Пока он причитал, я шагал из угла в угол, считая шаги тысячами. Я чувствовал, как длань бога сжимается вокруг Энкиду. Для меня это была смертная мука. Он лежал, хрипло дыша, глаза его помутнели, он едва понимал, что происходит вокруг. Обряды продолжались часами. Когда целители ушли, я остался возле его ложа.

— Брат мой? — прошептал я. — Брат, ты меня слышишь?

Он ничего не слышал.

— Неужели боги пощадили мою жизнь, такой страшной ценой? Неужели они забирают тебя? Ах, Энкиду, это невыносимо…

Он мне ничего не ответил. Я начал говорить слова великого плача над ним, медленно, запинаясь, но остановился. Рано было говорить над ним такие слова.

— Брат, неужели ты покинешь меня? — спросил я. — Увижу ли я тебе когда-нибудь снова?

Он меня не слышал. Он был затерян в бредовом сне.

Ночью он проснулся и заговорил. Голос его был ясный, и ум казался ясным, но он никак не давал знать, что чувствует мое присутствие. Он вспоминал тот случай, когда повредил руку в кедровом лесу, пытаясь спасти прекрасные ворота. И он сказал, что, знай он только, что от этого произойдет, сам бы взмахнул топором и разрубил бы ворота, как сноп тростника. Потом он говорил об охотнике и ловце Ку-нунда, который поймал его в степях.

— Проклятие на его голову за то, что он предал меня в руки людей из города! — вскричал Энкиду таким голосом, что испугал меня. — Пусть он потеряет все свое достояние! Пусть пойманные им звери крушат его ловушки и убегают!
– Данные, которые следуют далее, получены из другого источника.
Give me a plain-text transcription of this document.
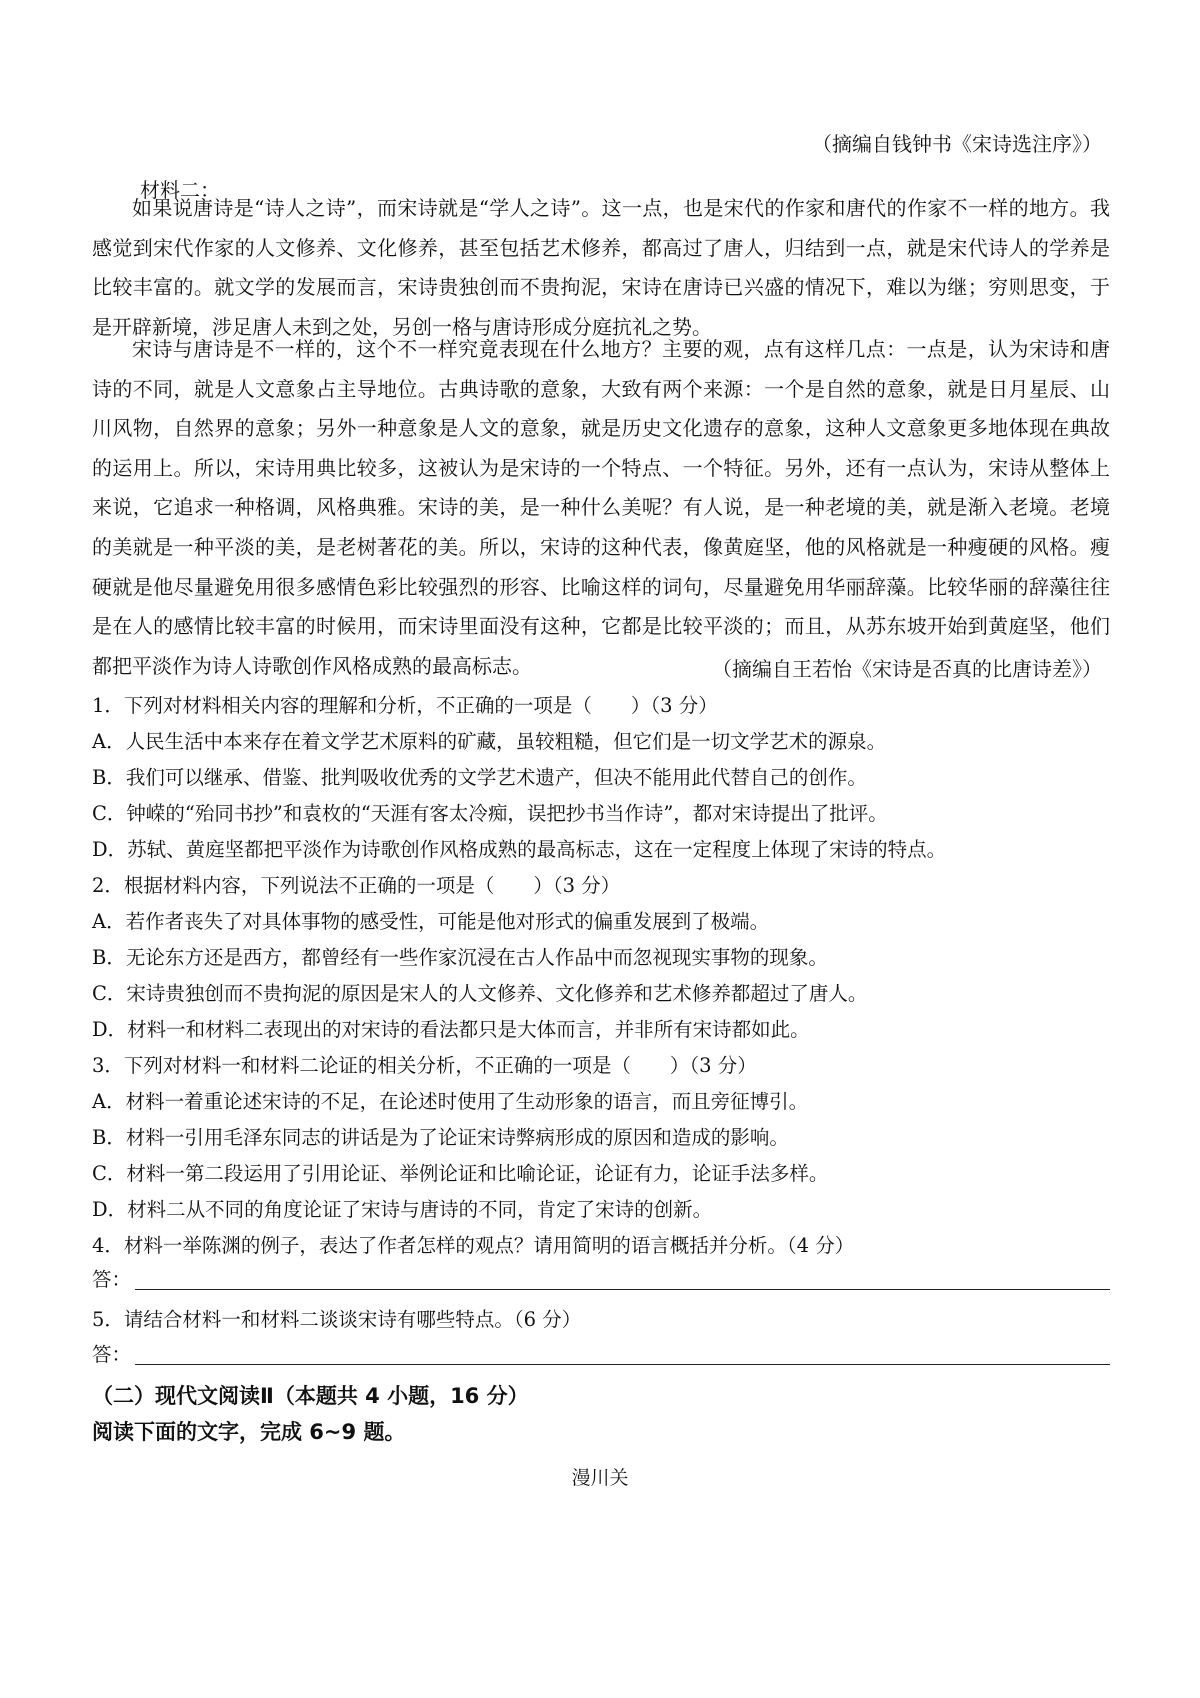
（摘编自钱钟书《宋诗选注序》）
材料二：

如果说唐诗是“诗人之诗”，而宋诗就是“学人之诗”。这一点，也是宋代的作家和唐代的作家不一样的地方。我感觉到宋代作家的人文修养、文化修养，甚至包括艺术修养，都高过了唐人，归结到一点，就是宋代诗人的学养是比较丰富的。就文学的发展而言，宋诗贵独创而不贵拘泥，宋诗在唐诗已兴盛的情况下，难以为继；穷则思变，于是开辟新境，涉足唐人未到之处，另创一格与唐诗形成分庭抗礼之势。

宋诗与唐诗是不一样的，这个不一样究竟表现在什么地方？主要的观，点有这样几点：一点是，认为宋诗和唐诗的不同，就是人文意象占主导地位。古典诗歌的意象，大致有两个来源：一个是自然的意象，就是日月星辰、山川风物，自然界的意象；另外一种意象是人文的意象，就是历史文化遗存的意象，这种人文意象更多地体现在典故的运用上。所以，宋诗用典比较多，这被认为是宋诗的一个特点、一个特征。另外，还有一点认为，宋诗从整体上来说，它追求一种格调，风格典雅。宋诗的美，是一种什么美呢？有人说，是一种老境的美，就是渐入老境。老境的美就是一种平淡的美，是老树著花的美。所以，宋诗的这种代表，像黄庭坚，他的风格就是一种瘦硬的风格。瘦硬就是他尽量避免用很多感情色彩比较强烈的形容、比喻这样的词句，尽量避免用华丽辞藻。比较华丽的辞藻往往是在人的感情比较丰富的时候用，而宋诗里面没有这种，它都是比较平淡的；而且，从苏东坡开始到黄庭坚，他们都把平淡作为诗人诗歌创作风格成熟的最高标志。	（摘编自王若怡《宋诗是否真的比唐诗差》）
1．下列对材料相关内容的理解和分析，不正确的一项是（　　）（3 分）
A．人民生活中本来存在着文学艺术原料的矿藏，虽较粗糙，但它们是一切文学艺术的源泉。
B．我们可以继承、借鉴、批判吸收优秀的文学艺术遗产，但决不能用此代替自己的创作。
C．钟嵘的“殆同书抄”和袁枚的“天涯有客太冷痴，误把抄书当作诗”，都对宋诗提出了批评。
D．苏轼、黄庭坚都把平淡作为诗歌创作风格成熟的最高标志，这在一定程度上体现了宋诗的特点。
2．根据材料内容，下列说法不正确的一项是（　　）（3 分）
A．若作者丧失了对具体事物的感受性，可能是他对形式的偏重发展到了极端。
B．无论东方还是西方，都曾经有一些作家沉浸在古人作品中而忽视现实事物的现象。
C．宋诗贵独创而不贵拘泥的原因是宋人的人文修养、文化修养和艺术修养都超过了唐人。
D．材料一和材料二表现出的对宋诗的看法都只是大体而言，并非所有宋诗都如此。
3．下列对材料一和材料二论证的相关分析，不正确的一项是（　　）（3 分）
A．材料一着重论述宋诗的不足，在论述时使用了生动形象的语言，而且旁征博引。
B．材料一引用毛泽东同志的讲话是为了论证宋诗弊病形成的原因和造成的影响。
C．材料一第二段运用了引用论证、举例论证和比喻论证，论证有力，论证手法多样。
D．材料二从不同的角度论证了宋诗与唐诗的不同，肯定了宋诗的创新。
4．材料一举陈渊的例子，表达了作者怎样的观点？请用简明的语言概括并分析。（4 分）
答：
5．请结合材料一和材料二谈谈宋诗有哪些特点。（6 分）
答：
（二）现代文阅读Ⅱ（本题共 4 小题，16 分）
阅读下面的文字，完成 6~9 题。
漫川关
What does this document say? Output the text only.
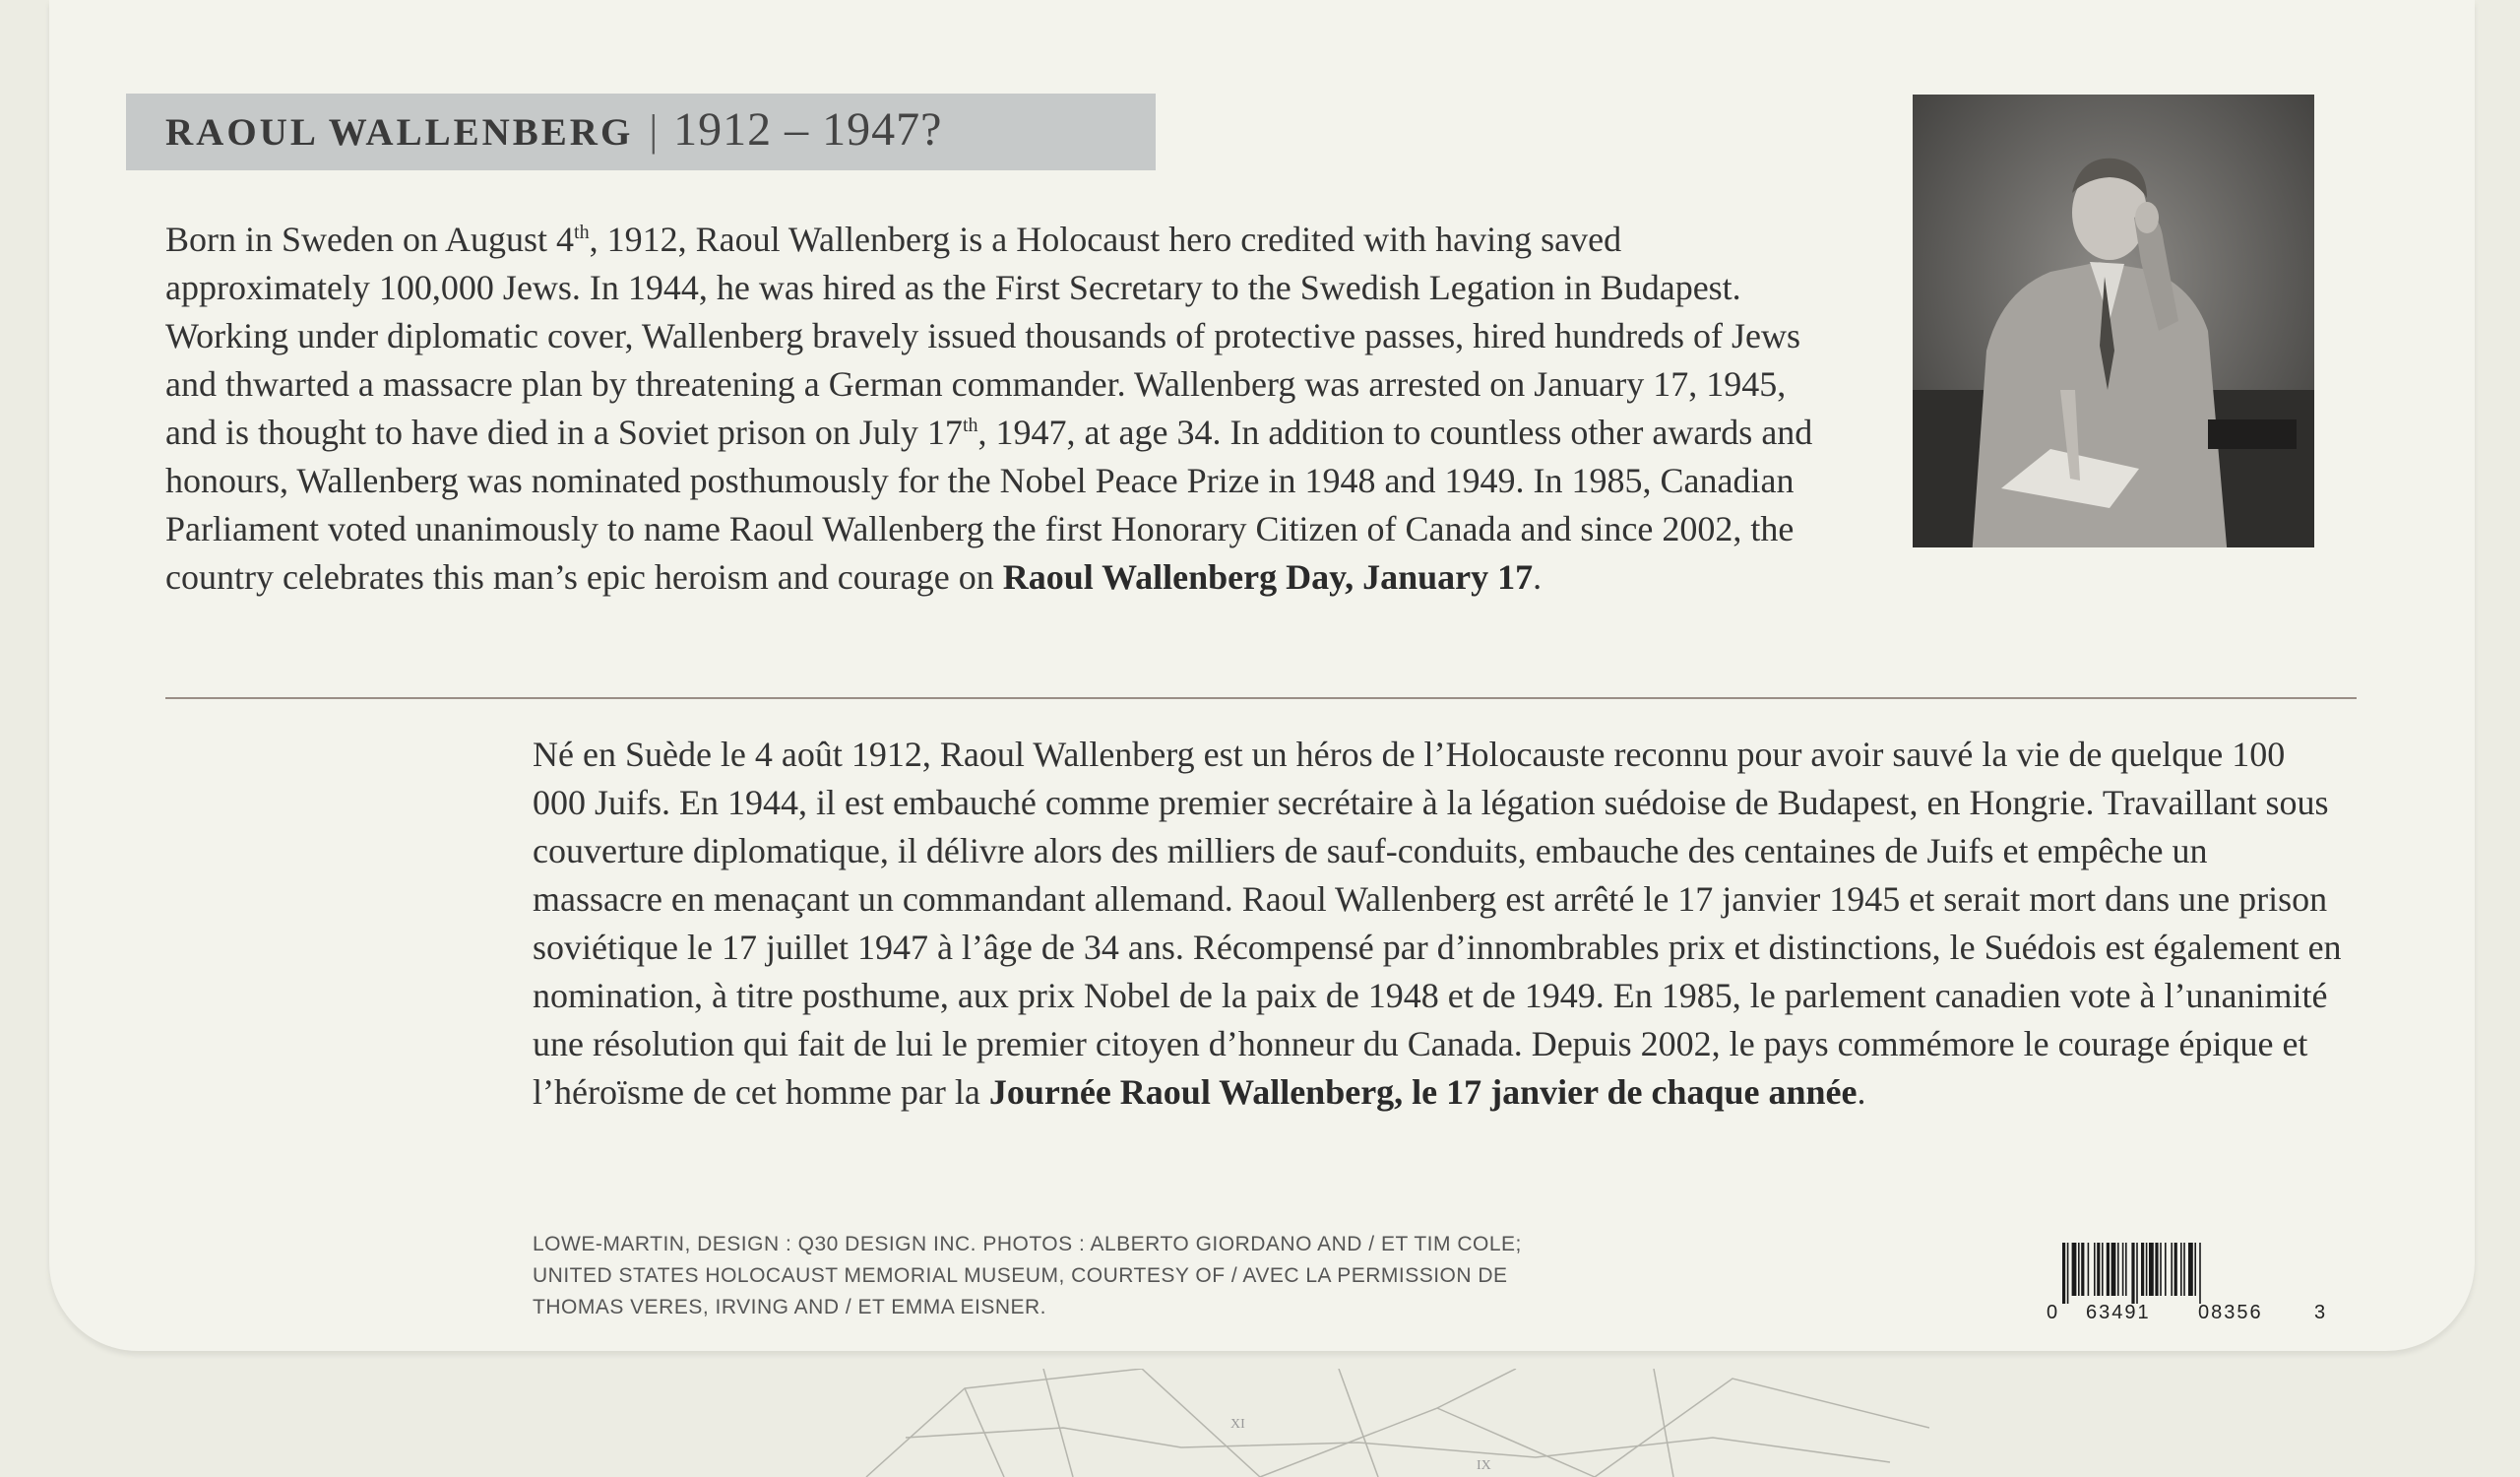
XI
IX
RAOUL WALLENBERG | 1912 – 1947?
Born in Sweden on August 4th, 1912, Raoul Wallenberg is a Holocaust hero credited with having saved approximately 100,000 Jews. In 1944, he was hired as the First Secretary to the Swedish Legation in Budapest. Working under diplomatic cover, Wallenberg bravely issued thousands of protective passes, hired hundreds of Jews and thwarted a massacre plan by threatening a German commander. Wallenberg was arrested on January 17, 1945, and is thought to have died in a Soviet prison on July 17th, 1947, at age 34. In addition to countless other awards and honours, Wallenberg was nominated posthumously for the Nobel Peace Prize in 1948 and 1949. In 1985, Canadian Parliament voted unanimously to name Raoul Wallenberg the first Honorary Citizen of Canada and since 2002, the country celebrates this man’s epic heroism and courage on Raoul Wallenberg Day, January 17.
Né en Suède le 4 août 1912, Raoul Wallenberg est un héros de l’Holocauste reconnu pour avoir sauvé la vie de quelque 100 000 Juifs. En 1944, il est embauché comme premier secrétaire à la légation suédoise de Budapest, en Hongrie. Travaillant sous couverture diplomatique, il délivre alors des milliers de sauf-conduits, embauche des centaines de Juifs et empêche un massacre en menaçant un commandant allemand. Raoul Wallenberg est arrêté le 17 janvier 1945 et serait mort dans une prison soviétique le 17 juillet 1947 à l’âge de 34 ans. Récompensé par d’innombrables prix et distinctions, le Suédois est également en nomination, à titre posthume, aux prix Nobel de la paix de 1948 et de 1949. En 1985, le parlement canadien vote à l’unanimité une résolution qui fait de lui le premier citoyen d’honneur du Canada. Depuis 2002, le pays commémore le courage épique et l’héroïsme de cet homme par la Journée Raoul Wallenberg, le 17 janvier de chaque année.
LOWE-MARTIN, DESIGN : Q30 DESIGN INC. PHOTOS : ALBERTO GIORDANO AND / ET TIM COLE;
UNITED STATES HOLOCAUST MEMORIAL MUSEUM, COURTESY OF / AVEC LA PERMISSION DE
THOMAS VERES, IRVING AND / ET EMMA EISNER.	0 63491 08356	3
Чтоб ему не было радости в сердце! — Какое-то время он помолчал, стал спокойнее, и мне показалось, что он уснул. Но вдруг он снова сел на ложе и снова стал бредить, на этот раз вспоминая священную наложницу Абисимти. — И ее тоже проклинаю! — Он сказал, что был прост и невинен, а она заставила его увидеть мир глазами людей, глазами мужчины. Он не чувствовал ни печали, ни одиночества, ни страха смерти, пока она не заставила его понять, что все эти вещи существуют. Даже та радость, что она принесла ему, говорил он, была запятнана: ибо теперь, умирая, он чувствовал острую боль от сознания, какой радости лишается. Если бы не она, он оставался бы в своем счастливом неведении. Он горько сказал: — Чтоб ей оставаться проклятой на все времена, чтоб ей вечно бродить по улицам и прятаться за дверями! Да насилуют ее пьяные нищие! — Он откатился к стене, кашляя, ворча, бормоча проклятия. Потом он снова утих.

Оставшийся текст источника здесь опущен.